I have always believed that people come into our lives for a reason. And I believe that – in time – it has always proven to be so…
Whether a stranger with whom you briefly converse, or a best friend of many years, there are always lessons, blessings, or both that we gain as a result.
There is ever an underlying purpose in paths crossing. . .
Sometimes people bring a lesson we so desperately need in effort to grow in our strength and resolve.
Others teach us just by being who they are . . .
Perhaps they expose our rougher edges, much in need of love, repair, and polishing…
Perhaps they awaken the idea that what has worked for so long no longer truly serves us in a positive way.
And perhaps they bring out what is best in us – our ability to love, to cherish, to smile, to laugh…
One of the most valuable lessons we learn is that we are all different – sometimes drastically so!
We process differently…
We see the world through lenses colored by our own unique experiences which are, therefore, of a hue no other person will truly comprehend first-hand.
We learn that our ways of doing things may work best for us, but that they may not work for others…and that’s okay.
We develop an overarching understanding that expectations based on what we know / believe / feel may lead to disappointment (because we don’t all think alike). . .but also that we have a right to how we feel.
Being human means, ultimately, a very complex life!
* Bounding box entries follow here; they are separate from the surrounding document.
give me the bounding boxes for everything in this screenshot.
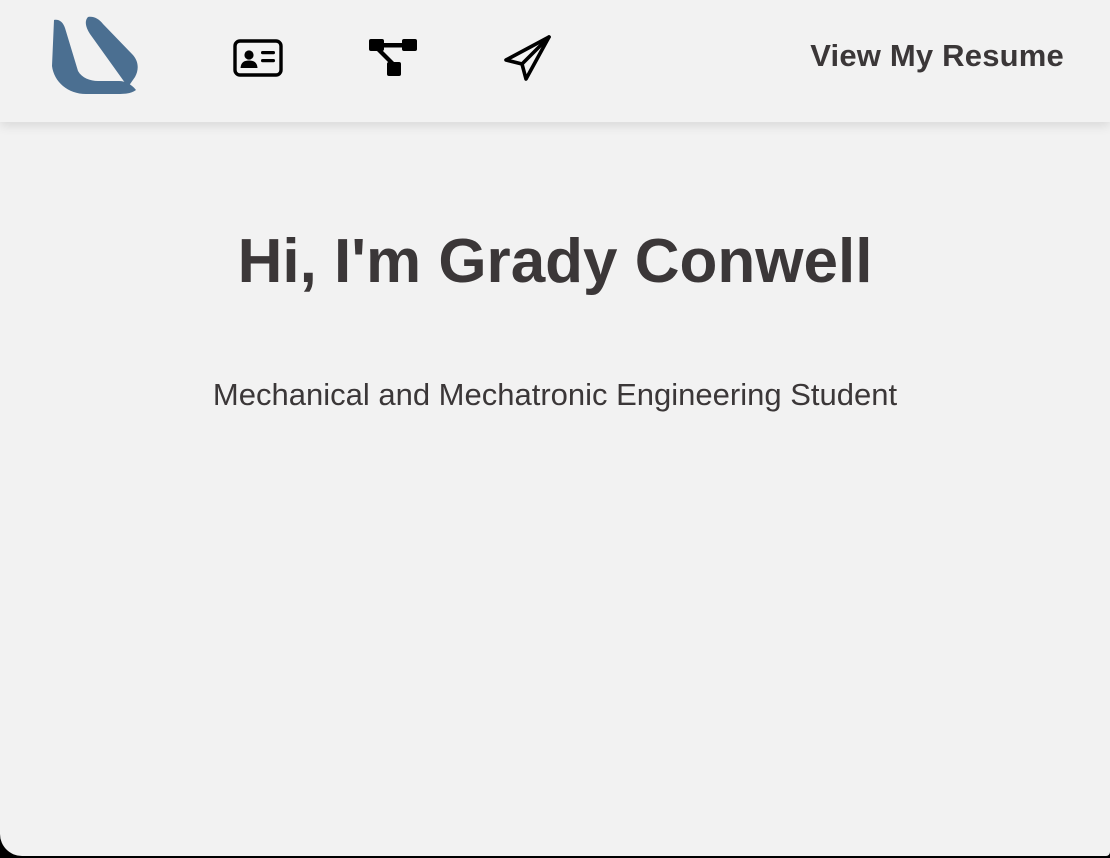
project-tree-icon-graphic xyxy=(369,39,417,76)
hero-section: Hi, I'm Grady Conwell Mechanical and Mec… xyxy=(0,122,1110,856)
page: View My Resume Hi, I'm Grady Conwell Mec… xyxy=(0,0,1110,856)
hero-title: Hi, I'm Grady Conwell xyxy=(237,227,873,296)
view-resume-link[interactable]: View My Resume xyxy=(810,38,1064,74)
navbar: View My Resume xyxy=(0,0,1110,122)
id-card-icon-graphic xyxy=(233,39,283,77)
id-card-icon[interactable] xyxy=(232,34,284,82)
project-tree-icon[interactable] xyxy=(367,34,419,82)
paper-plane-icon[interactable] xyxy=(502,34,554,82)
paper-plane-icon-graphic xyxy=(504,35,551,81)
brand-logo-icon-graphic xyxy=(52,16,138,94)
hero-subtitle: Mechanical and Mechatronic Engineering S… xyxy=(212,377,898,412)
brand-logo-icon[interactable] xyxy=(48,14,140,94)
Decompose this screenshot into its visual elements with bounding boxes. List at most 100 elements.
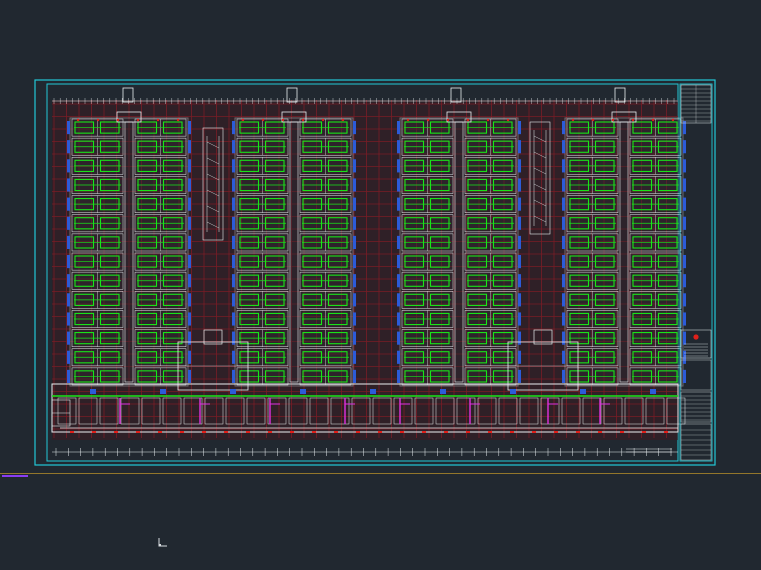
block-outline — [399, 117, 519, 387]
marker-dot — [281, 118, 285, 122]
marker-dot — [671, 118, 675, 122]
marker-dot — [156, 118, 160, 122]
north-marker-icon — [693, 334, 699, 340]
duct-riser — [353, 350, 356, 364]
marker-dot — [406, 118, 410, 122]
unit-block — [232, 111, 356, 387]
podium-red-mark — [290, 431, 294, 433]
marker-dot — [96, 118, 100, 122]
duct-riser — [188, 235, 191, 249]
duct-riser — [67, 312, 70, 326]
podium-red-mark — [268, 431, 272, 433]
duct-riser — [67, 350, 70, 364]
duct-riser — [353, 312, 356, 326]
duct-riser — [232, 178, 235, 192]
duct-riser — [518, 121, 521, 135]
duct-riser — [562, 178, 565, 192]
duct-riser — [397, 159, 400, 173]
duct-riser — [353, 197, 356, 211]
podium-red-mark — [532, 431, 536, 433]
marker-dot — [176, 118, 180, 122]
podium-red-mark — [92, 431, 96, 433]
duct-riser — [518, 178, 521, 192]
podium-red-mark — [334, 431, 338, 433]
duct-riser — [232, 255, 235, 269]
duct-riser — [353, 255, 356, 269]
duct-riser — [397, 274, 400, 288]
marker-dot — [611, 118, 615, 122]
duct-riser — [232, 121, 235, 135]
duct-riser — [397, 178, 400, 192]
marker-dot — [486, 118, 490, 122]
duct-riser — [397, 312, 400, 326]
podium-red-mark — [312, 431, 316, 433]
podium-duct — [370, 389, 376, 394]
podium-red-mark — [356, 431, 360, 433]
duct-riser — [188, 197, 191, 211]
duct-riser — [562, 274, 565, 288]
drawing-limits-line — [0, 473, 761, 474]
drawing-info-table — [680, 423, 712, 461]
duct-riser — [188, 255, 191, 269]
duct-riser — [353, 369, 356, 383]
duct-riser — [562, 197, 565, 211]
duct-riser — [232, 331, 235, 345]
duct-riser — [67, 159, 70, 173]
duct-riser — [683, 178, 686, 192]
duct-riser — [397, 140, 400, 154]
duct-riser — [353, 274, 356, 288]
duct-riser — [67, 235, 70, 249]
floor-plan-area — [51, 87, 686, 456]
duct-riser — [518, 293, 521, 307]
duct-riser — [232, 235, 235, 249]
duct-riser — [683, 369, 686, 383]
duct-riser — [683, 331, 686, 345]
duct-riser — [67, 216, 70, 230]
duct-riser — [518, 350, 521, 364]
duct-riser — [188, 350, 191, 364]
duct-riser — [353, 159, 356, 173]
block-outline — [564, 117, 684, 387]
duct-riser — [67, 197, 70, 211]
duct-riser — [353, 178, 356, 192]
duct-riser — [188, 312, 191, 326]
marker-dot — [76, 118, 80, 122]
duct-riser — [683, 255, 686, 269]
podium-red-mark — [664, 431, 668, 433]
podium-duct — [440, 389, 446, 394]
unit-block — [562, 111, 686, 387]
marker-dot — [506, 118, 510, 122]
duct-riser — [562, 140, 565, 154]
duct-riser — [518, 312, 521, 326]
unit-block — [67, 111, 191, 387]
duct-riser — [683, 216, 686, 230]
duct-riser — [683, 235, 686, 249]
duct-riser — [188, 293, 191, 307]
podium-duct — [230, 389, 236, 394]
duct-riser — [232, 216, 235, 230]
duct-riser — [232, 369, 235, 383]
podium-red-mark — [554, 431, 558, 433]
duct-riser — [683, 140, 686, 154]
duct-riser — [353, 235, 356, 249]
duct-riser — [67, 255, 70, 269]
duct-riser — [397, 255, 400, 269]
duct-riser — [397, 121, 400, 135]
duct-riser — [353, 293, 356, 307]
duct-riser — [562, 235, 565, 249]
podium-red-mark — [114, 431, 118, 433]
duct-riser — [518, 331, 521, 345]
podium-red-mark — [620, 431, 624, 433]
cad-model-viewport[interactable] — [0, 0, 761, 570]
signature-table — [680, 391, 712, 423]
duct-riser — [518, 216, 521, 230]
duct-riser — [353, 121, 356, 135]
duct-riser — [562, 159, 565, 173]
podium-red-mark — [224, 431, 228, 433]
duct-riser — [67, 274, 70, 288]
marker-dot — [631, 118, 635, 122]
duct-riser — [518, 140, 521, 154]
duct-riser — [188, 178, 191, 192]
podium-red-mark — [510, 431, 514, 433]
duct-riser — [232, 140, 235, 154]
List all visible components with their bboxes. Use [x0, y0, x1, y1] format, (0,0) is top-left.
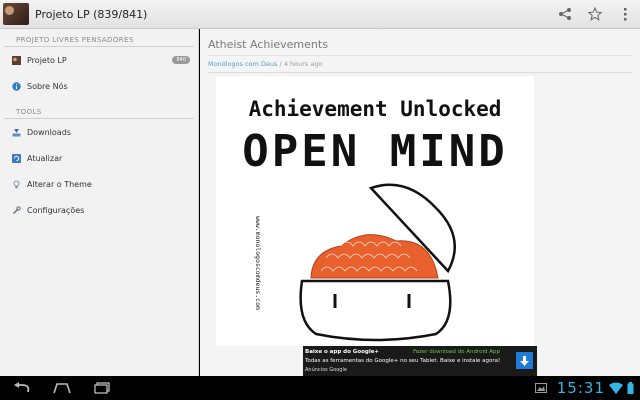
wrench-icon [12, 205, 21, 215]
home-icon [53, 383, 71, 394]
comic-line-1: Achievement Unlocked [249, 97, 502, 121]
ad-attribution: Anúncios Google [305, 367, 347, 373]
unread-count-badge: 840 [172, 56, 190, 64]
sidebar-item-configuracoes[interactable]: Configurações [0, 197, 198, 223]
overflow-menu-icon [624, 8, 627, 21]
article-title: Atheist Achievements [208, 38, 328, 51]
sidebar-item-alterar-theme[interactable]: Alterar o Theme [0, 171, 198, 197]
overflow-menu-button[interactable] [610, 0, 640, 29]
sidebar-item-label: Configurações [27, 205, 85, 215]
bulb-icon [12, 179, 21, 189]
action-bar-actions [550, 0, 640, 29]
app-title: Projeto LP (839/841) [35, 7, 148, 21]
article-source-link[interactable]: Monólogos com Deus [208, 60, 277, 68]
ad-banner[interactable]: Baixe o app do Google+ Fazer download do… [303, 346, 537, 376]
article-view: Atheist Achievements Monólogos com Deus … [200, 29, 640, 376]
comic-drawing: Achievement Unlocked OPEN MIND www.monol… [242, 97, 507, 342]
ad-body: Todas as ferramentas do Google+ no seu T… [305, 358, 501, 364]
sidebar-item-sobre-nos[interactable]: Sobre Nós [0, 73, 198, 99]
sidebar-item-atualizar[interactable]: Atualizar [0, 145, 198, 171]
sidebar-item-projeto-lp[interactable]: Projeto LP 840 [0, 47, 198, 73]
ad-download-button[interactable] [516, 352, 533, 369]
feed-avatar-icon [12, 55, 21, 65]
share-icon [559, 8, 571, 20]
article-time: 4 hours ago [283, 60, 323, 68]
recent-apps-button[interactable] [82, 376, 122, 400]
action-bar: Projeto LP (839/841) [0, 0, 640, 29]
sidebar-item-downloads[interactable]: Downloads [0, 119, 198, 145]
home-button[interactable] [42, 376, 82, 400]
head-shape [299, 279, 452, 342]
sidebar: PROJETO LIVRES PENSADORES Projeto LP 840… [0, 29, 199, 376]
back-icon [14, 382, 30, 393]
info-icon [12, 81, 21, 91]
gallery-notification-icon [534, 383, 547, 393]
download-arrow-icon [520, 355, 529, 366]
clock: 15:31 [556, 379, 605, 397]
recent-apps-icon [94, 382, 110, 394]
share-button[interactable] [550, 0, 580, 29]
sidebar-section-tools: TOOLS [4, 101, 194, 119]
sidebar-item-label: Downloads [27, 127, 71, 137]
article-meta: Monólogos com Deus / 4 hours ago [208, 55, 632, 73]
status-area[interactable]: 15:31 [534, 379, 640, 397]
wifi-icon [609, 382, 623, 394]
article-comic-image: Achievement Unlocked OPEN MIND www.monol… [216, 76, 534, 346]
system-bar: 15:31 [0, 376, 640, 400]
sidebar-item-label: Atualizar [27, 153, 63, 163]
sidebar-item-label: Projeto LP [27, 55, 67, 65]
comic-side-text: www.monologoscomdeus.com [254, 216, 262, 310]
ad-title: Baixe o app do Google+ [305, 349, 380, 355]
ad-subtitle-link[interactable]: Fazer download do Android App [413, 349, 500, 355]
favorite-button[interactable] [580, 0, 610, 29]
sidebar-item-label: Sobre Nós [27, 81, 68, 91]
refresh-icon [12, 153, 21, 163]
star-icon [588, 7, 602, 21]
battery-icon [627, 382, 634, 394]
download-icon [12, 128, 21, 137]
sidebar-section-feeds: PROJETO LIVRES PENSADORES [4, 29, 194, 47]
sidebar-item-label: Alterar o Theme [27, 179, 92, 189]
comic-line-2: OPEN MIND [242, 126, 507, 177]
app-logo-icon[interactable] [3, 3, 29, 25]
back-button[interactable] [2, 376, 42, 400]
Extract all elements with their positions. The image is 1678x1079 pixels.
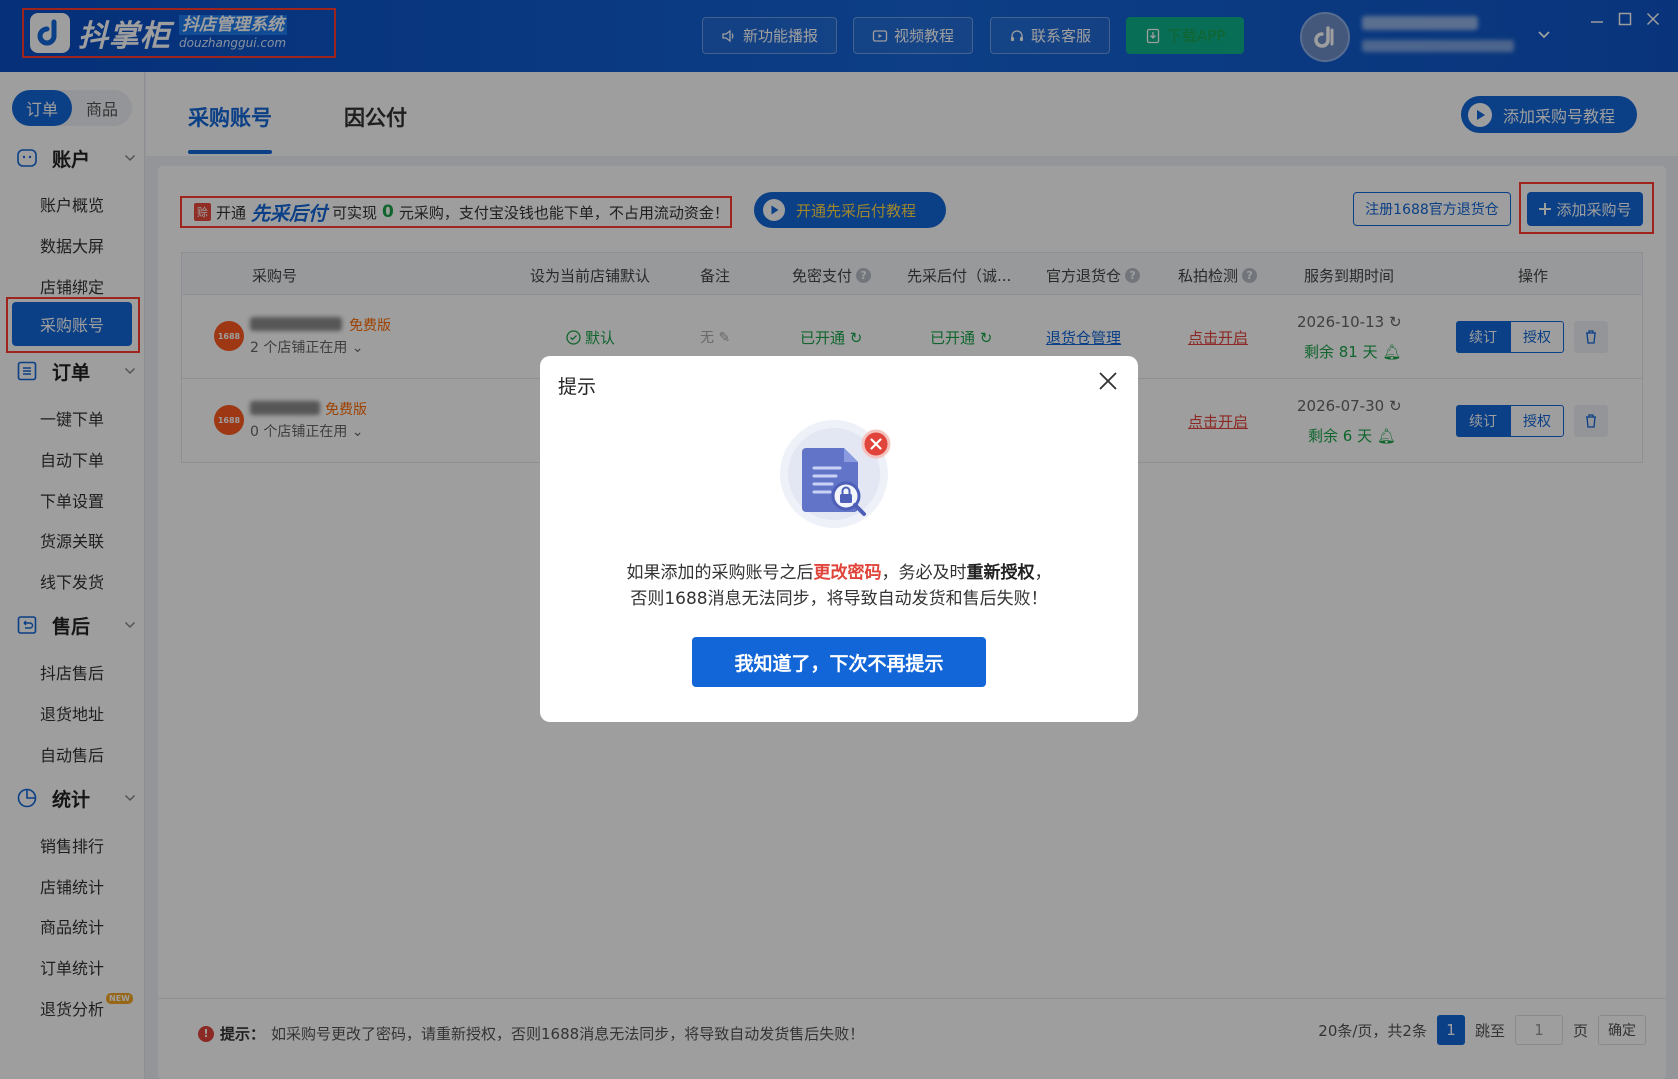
dialog-message-line1: 如果添加的采购账号之后更改密码，务必及时重新授权，	[626, 563, 1052, 583]
reminder-dialog: 提示 如果添加的采购账号之后更改密码，务必及时重新授权， 否则1688消息无法同…	[540, 356, 1138, 722]
document-lock-icon	[778, 416, 908, 536]
dialog-message-line2: 否则1688消息无法同步，将导致自动发货和售后失败！	[630, 589, 1048, 609]
dialog-message: 如果添加的采购账号之后更改密码，务必及时重新授权， 否则1688消息无法同步，将…	[540, 560, 1138, 612]
dialog-title: 提示	[558, 376, 597, 398]
close-icon[interactable]	[1097, 370, 1119, 392]
acknowledge-button[interactable]: 我知道了，下次不再提示	[692, 637, 986, 687]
But we can find freedom in recognizing that we are different, and only in control of ourselves… In that way, we accept what is, we accept others as they are, and we do what we can about our contribution.
Some people will drift out of our lives as quickly as they came. . .and others will profess a love and commitment so deep that they will ever be by your side.
Both have given us gifts.
Either way…we are changed (and, in spite of human “baggage” that we all may carry, I’d argue for the better – Opened eyes don’t close as easily, and hearts that have weathered many storms are stronger in the end. . . )
It may take a great leap of faith when all lights seem to have extinguished, but the stars are ever conspiring in your favor, way up there in the dark. . .
Sometimes you just need to find a little hope deep inside, and to trust the timing of the Universe.
Miracles happen all the time, just like an infinite, glittering snow storm once upon a March. . . Or perhaps a prosperous, full-of-good-fortune moon (which you will see when you look up tonight).
I remember surrendering to possibility, amidst a time of great uncertainty. And, just like that, my wildest dreams were surpassed.
A friend of mine – also a highly accomplished Martial Artist – posted a very thought-provoking video yesterday of a young man throwing a full-scale temper tantrum at his teacher. To feel frustration, disappointment, some upset is to be human – it will happen in life. But to get to a point of anger and rage is simply not okay. Ever. Even when there is no physical violence, the words and actions can still be as damaging as if there were.
He posed some very interesting points about why people react this way (because it isn’t a response, it’s a reaction), about avoiding the discussion because it’s too close to home, or because we have differences in opinions (which are nothing more than the lenses we’ve gained through our experiences)…
As a Martial Artist myself, and someone also studying a personal protective defense system, my priority is non-violence. My priority is to have enough wherewithal to exercise control of my person and my reactions / actions / words, even when pushed to the point of anger. I had coincidentally just posted a snapshot of an article I read on a plane this weekend speaking to the very idea of walking away, of non engagement. . .
This teen’s anger is horrifying on so many levels. Respect (in my own world) is of the utmost importance – the things that are said, and the actions taken, are testament to the complete lack of respect for another human being. . .and they can, as above, be as damaging as if the teacher was struck physically.
This also calls to mind the idea that help is desperately needed – but I wonder whether it would be sought, or if someone who knows him would every attempt to initiate that conversation. Sadly, I doubt it. I suspect he will go on to injure himself or others in some way…
It isn’t my training that has me thinking this way, though, but rather that I too am human and have never liked confrontation. Human beings are “flawed” by nature but we have the capacity to be empathic, compassionate, and loving – we have the ability to learn control of all aspects of ourselves and to do good in the world.
I commend the teacher for not reacting as I believe that is what might have kept him safe. The wiser man is the one who walks away from the “show” and doesn’t react to the anger with the same.